Keyword stuffing happens with the over-use of keywords on a page in the hopes of bettering the page's search engine ranking through increased keyword density. This can happen in the Meta data, ALT attribute text, and within the content of the page itself. It’s basically going to your ALT attribute text for an image of gouda and typing nothing but "cheese" over and over again. Here's a hint, saying something a hundred times doesn't make it more relevant if you've stopped making sense.

Link Farms

A link farm is any group of Web sites that hyperlink to all the other sites in the group. Most link farms are created through automated programs and services. Search engines have combated link farms by identifying specific attributes that link farms use and filtering them from the index and search results, including removing entire domains to keep them from influencing the results page.

Let the Party Know!

The search engines want you to report spam, especially Google. Google has very stringent SEO guidelines when it comes to spam. To quote their Web page on reporting search engine spam:

"We work hard to return the most relevant results for every search we conduct. To that end, we encourage site managers to make their content straightforward and easily understood by users and search engines alike…Violating our Webmaster Guidelines by means such as hidden text, deceptive cloaking or doorway pages compromises the quality of our results and degrades the search experience for everyone."

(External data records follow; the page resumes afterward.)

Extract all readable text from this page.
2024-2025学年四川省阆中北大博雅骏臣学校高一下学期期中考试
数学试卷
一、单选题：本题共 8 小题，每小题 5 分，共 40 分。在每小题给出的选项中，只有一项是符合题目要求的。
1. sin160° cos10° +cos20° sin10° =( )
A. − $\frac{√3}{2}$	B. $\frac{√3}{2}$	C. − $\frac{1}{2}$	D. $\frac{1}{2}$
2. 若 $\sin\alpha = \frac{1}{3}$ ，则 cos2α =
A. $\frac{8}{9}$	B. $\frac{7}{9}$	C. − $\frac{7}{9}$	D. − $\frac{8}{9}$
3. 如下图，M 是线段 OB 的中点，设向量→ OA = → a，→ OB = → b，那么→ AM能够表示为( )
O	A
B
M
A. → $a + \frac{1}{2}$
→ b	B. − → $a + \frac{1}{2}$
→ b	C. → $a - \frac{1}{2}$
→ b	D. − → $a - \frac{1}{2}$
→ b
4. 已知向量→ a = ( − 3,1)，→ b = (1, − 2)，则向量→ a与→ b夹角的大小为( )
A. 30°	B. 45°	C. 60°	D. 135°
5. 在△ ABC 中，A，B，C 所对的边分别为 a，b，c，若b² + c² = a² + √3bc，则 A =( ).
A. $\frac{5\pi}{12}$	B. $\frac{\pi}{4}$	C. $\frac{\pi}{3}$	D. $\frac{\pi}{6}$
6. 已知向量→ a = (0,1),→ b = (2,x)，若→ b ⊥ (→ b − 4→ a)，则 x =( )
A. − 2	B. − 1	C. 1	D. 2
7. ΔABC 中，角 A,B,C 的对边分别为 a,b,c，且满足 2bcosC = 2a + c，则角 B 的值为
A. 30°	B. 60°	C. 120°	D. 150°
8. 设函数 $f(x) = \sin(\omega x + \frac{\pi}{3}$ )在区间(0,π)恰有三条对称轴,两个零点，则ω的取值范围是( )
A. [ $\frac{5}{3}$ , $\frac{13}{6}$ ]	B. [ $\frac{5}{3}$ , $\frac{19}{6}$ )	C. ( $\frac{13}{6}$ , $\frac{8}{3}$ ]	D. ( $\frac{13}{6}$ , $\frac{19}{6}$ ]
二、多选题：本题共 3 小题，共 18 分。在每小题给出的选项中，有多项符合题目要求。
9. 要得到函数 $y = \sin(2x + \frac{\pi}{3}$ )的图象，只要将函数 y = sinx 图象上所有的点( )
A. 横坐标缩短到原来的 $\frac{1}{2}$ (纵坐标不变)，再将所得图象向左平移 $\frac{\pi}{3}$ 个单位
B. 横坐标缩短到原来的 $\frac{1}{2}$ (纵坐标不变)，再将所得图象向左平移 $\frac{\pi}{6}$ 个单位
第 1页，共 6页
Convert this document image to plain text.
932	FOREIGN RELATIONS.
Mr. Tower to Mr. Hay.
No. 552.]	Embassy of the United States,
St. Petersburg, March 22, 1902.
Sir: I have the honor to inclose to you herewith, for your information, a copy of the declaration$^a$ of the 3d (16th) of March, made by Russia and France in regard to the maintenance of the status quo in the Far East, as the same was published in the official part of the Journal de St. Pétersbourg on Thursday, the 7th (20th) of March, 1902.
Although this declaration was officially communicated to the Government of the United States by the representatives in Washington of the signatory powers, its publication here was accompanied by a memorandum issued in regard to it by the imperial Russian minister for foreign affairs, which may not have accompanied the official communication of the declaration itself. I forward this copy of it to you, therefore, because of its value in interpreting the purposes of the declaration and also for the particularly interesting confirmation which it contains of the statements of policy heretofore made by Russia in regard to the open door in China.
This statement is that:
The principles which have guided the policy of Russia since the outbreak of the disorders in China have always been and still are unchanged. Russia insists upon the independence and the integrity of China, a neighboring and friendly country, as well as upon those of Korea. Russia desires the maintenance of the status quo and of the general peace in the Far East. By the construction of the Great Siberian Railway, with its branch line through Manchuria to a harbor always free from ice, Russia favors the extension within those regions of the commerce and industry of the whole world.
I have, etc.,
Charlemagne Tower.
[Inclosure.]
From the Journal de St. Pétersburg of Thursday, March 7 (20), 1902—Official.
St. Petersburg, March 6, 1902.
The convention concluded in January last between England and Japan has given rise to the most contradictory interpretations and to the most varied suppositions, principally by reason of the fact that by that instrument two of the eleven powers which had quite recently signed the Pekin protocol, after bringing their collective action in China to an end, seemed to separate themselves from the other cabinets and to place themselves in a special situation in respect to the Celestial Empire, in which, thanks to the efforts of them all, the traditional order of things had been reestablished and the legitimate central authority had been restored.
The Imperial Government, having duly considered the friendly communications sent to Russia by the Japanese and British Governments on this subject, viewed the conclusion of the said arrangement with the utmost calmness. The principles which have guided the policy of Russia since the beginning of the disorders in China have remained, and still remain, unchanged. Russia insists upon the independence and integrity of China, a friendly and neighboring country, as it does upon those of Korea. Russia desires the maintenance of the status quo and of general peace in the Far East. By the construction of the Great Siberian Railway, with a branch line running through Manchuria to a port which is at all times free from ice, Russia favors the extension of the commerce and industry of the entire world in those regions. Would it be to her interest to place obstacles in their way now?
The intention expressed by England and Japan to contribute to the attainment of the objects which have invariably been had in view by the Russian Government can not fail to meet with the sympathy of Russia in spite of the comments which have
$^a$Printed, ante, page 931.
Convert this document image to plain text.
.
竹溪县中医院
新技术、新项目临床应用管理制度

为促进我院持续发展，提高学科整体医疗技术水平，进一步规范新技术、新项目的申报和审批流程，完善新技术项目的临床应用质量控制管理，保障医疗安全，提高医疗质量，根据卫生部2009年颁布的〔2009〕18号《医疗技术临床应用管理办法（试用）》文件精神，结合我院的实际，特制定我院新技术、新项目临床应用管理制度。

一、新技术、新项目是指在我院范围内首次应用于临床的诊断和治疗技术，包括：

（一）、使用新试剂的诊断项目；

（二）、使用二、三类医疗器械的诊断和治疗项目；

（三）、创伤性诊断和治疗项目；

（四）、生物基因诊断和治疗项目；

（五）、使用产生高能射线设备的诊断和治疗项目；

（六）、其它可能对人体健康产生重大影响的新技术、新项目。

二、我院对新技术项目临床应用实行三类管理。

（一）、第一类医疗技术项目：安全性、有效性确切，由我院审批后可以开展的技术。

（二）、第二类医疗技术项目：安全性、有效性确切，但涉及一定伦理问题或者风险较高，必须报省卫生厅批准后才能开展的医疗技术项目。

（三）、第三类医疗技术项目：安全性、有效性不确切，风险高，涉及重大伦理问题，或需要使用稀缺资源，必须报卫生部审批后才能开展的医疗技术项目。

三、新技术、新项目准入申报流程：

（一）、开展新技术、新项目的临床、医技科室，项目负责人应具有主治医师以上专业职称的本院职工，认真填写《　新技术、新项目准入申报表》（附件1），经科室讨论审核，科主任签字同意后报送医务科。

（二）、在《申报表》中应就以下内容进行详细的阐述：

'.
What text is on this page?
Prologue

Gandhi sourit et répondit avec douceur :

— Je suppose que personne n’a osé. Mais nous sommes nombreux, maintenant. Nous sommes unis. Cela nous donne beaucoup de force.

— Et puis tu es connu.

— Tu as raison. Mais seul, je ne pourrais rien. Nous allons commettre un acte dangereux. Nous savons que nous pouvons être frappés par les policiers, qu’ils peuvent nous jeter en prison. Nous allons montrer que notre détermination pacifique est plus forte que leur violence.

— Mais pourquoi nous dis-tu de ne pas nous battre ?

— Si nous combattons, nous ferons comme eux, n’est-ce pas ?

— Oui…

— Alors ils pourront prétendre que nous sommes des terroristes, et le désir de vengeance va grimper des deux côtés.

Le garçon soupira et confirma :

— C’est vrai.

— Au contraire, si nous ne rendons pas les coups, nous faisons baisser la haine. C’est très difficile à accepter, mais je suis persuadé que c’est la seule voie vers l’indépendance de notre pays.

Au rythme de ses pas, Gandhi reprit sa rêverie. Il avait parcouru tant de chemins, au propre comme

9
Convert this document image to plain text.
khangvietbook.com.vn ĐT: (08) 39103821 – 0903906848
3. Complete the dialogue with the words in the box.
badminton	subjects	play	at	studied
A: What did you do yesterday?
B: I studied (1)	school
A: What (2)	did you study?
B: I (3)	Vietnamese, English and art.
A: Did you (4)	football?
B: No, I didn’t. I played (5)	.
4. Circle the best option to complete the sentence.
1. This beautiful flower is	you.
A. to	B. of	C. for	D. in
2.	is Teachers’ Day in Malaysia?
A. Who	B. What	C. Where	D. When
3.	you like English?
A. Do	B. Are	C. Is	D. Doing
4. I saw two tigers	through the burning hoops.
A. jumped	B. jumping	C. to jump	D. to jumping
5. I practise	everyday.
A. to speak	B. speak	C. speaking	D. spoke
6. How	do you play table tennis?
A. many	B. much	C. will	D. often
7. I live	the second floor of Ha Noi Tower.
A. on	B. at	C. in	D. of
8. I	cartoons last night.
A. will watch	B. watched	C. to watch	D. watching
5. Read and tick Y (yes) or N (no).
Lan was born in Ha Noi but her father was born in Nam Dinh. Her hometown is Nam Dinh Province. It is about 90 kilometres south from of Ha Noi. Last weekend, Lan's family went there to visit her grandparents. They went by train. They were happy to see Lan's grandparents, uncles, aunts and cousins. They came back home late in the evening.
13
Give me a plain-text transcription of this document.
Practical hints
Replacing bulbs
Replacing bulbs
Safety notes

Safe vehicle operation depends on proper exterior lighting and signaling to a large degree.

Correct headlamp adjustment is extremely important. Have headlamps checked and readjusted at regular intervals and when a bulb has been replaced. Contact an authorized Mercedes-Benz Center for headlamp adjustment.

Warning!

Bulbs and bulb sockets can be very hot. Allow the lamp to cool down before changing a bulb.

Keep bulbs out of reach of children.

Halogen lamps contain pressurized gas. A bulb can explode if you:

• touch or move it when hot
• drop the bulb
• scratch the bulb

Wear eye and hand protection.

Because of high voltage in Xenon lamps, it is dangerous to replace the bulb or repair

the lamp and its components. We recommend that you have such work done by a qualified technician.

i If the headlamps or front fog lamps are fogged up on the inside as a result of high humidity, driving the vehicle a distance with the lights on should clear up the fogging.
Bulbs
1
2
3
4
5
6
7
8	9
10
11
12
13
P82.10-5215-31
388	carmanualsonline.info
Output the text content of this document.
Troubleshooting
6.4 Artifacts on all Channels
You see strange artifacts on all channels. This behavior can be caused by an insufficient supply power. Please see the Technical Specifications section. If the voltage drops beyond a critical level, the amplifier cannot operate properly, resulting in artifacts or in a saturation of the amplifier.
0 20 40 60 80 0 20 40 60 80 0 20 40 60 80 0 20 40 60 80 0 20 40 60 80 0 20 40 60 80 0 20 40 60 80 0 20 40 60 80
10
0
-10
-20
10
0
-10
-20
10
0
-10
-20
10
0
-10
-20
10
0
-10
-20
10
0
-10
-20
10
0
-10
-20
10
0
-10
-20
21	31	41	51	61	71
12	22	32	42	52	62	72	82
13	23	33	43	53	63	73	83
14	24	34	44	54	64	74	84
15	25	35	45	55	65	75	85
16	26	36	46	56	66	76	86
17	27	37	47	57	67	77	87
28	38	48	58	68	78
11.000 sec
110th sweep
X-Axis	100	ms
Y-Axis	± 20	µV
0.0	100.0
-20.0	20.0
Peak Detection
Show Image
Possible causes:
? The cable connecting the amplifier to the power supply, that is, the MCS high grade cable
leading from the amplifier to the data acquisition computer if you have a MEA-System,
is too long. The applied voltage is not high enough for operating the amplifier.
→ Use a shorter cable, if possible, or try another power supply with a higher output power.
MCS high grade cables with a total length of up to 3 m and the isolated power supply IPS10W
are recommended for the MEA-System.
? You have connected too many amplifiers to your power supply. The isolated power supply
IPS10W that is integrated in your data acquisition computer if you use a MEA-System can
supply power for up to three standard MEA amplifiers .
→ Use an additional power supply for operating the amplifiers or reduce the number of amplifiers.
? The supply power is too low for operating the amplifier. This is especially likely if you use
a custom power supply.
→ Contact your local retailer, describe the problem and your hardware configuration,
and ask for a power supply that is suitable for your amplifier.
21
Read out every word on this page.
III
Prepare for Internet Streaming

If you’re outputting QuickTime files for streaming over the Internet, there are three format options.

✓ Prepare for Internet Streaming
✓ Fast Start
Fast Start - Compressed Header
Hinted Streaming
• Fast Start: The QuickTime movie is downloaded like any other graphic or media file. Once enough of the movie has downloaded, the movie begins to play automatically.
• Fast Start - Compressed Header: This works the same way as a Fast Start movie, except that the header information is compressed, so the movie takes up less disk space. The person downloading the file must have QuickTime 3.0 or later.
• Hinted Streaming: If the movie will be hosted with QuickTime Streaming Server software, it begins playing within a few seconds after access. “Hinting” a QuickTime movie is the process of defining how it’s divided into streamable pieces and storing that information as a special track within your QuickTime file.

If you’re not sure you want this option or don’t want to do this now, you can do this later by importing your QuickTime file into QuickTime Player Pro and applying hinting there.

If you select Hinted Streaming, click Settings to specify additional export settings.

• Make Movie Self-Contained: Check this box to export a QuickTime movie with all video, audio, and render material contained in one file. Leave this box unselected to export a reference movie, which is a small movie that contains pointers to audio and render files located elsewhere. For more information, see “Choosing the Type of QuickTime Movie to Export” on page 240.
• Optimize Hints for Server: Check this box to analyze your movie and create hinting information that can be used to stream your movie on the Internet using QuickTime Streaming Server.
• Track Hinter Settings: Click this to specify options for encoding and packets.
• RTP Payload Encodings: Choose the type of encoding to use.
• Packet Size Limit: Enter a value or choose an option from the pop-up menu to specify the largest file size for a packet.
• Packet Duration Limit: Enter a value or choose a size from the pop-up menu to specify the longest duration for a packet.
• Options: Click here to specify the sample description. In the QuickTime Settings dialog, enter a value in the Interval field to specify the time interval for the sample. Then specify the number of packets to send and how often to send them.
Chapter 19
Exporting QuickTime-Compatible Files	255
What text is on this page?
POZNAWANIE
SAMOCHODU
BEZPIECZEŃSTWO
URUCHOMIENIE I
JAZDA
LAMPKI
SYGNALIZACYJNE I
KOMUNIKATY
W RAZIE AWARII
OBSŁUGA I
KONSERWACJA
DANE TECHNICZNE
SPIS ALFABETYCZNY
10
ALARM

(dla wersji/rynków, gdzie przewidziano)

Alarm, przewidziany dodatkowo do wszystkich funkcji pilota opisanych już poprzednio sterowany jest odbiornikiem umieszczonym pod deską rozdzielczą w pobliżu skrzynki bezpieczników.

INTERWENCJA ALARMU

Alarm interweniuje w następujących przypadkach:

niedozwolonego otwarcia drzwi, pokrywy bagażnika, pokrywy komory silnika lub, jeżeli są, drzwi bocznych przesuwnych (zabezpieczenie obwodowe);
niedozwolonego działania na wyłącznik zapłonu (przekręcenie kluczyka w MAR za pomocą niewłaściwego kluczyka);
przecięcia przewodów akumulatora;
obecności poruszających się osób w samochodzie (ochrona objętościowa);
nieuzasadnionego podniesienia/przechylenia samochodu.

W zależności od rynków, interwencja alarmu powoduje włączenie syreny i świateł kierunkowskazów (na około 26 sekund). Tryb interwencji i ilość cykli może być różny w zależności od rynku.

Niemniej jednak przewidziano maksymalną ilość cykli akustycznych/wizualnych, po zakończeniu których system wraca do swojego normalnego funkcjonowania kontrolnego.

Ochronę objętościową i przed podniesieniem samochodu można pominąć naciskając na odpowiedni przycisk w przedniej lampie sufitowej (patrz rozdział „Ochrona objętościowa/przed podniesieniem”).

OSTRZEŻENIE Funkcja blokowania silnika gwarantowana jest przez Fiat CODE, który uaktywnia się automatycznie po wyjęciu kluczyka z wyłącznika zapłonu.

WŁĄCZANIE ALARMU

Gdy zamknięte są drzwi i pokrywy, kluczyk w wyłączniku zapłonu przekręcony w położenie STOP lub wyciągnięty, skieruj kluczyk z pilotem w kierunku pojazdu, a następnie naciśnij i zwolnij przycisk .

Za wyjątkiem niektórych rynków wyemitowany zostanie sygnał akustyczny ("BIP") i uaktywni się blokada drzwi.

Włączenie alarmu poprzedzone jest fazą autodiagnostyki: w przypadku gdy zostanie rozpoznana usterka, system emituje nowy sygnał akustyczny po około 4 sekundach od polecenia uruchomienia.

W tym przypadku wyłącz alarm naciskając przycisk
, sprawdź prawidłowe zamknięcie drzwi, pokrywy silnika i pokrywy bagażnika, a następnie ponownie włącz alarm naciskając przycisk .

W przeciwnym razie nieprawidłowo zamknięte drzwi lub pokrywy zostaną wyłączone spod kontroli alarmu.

Reporting a spam site is easy. The search engines have all have either sites or email addresses where you can report search engine optimisation spam techniques:

  • Google through spamreport@google.com or at the above linked page
  • Yahoo! through http://add.yahoo.com/fast/help/us/ysearch/cgi_reportsearchspam
  • Microsoft Live Search through http://feedback.search.msn.com
  • Ask through information@ask.com

If you do run across a site that contains any of the things talked about in this article, you can file a report with any of the search engines.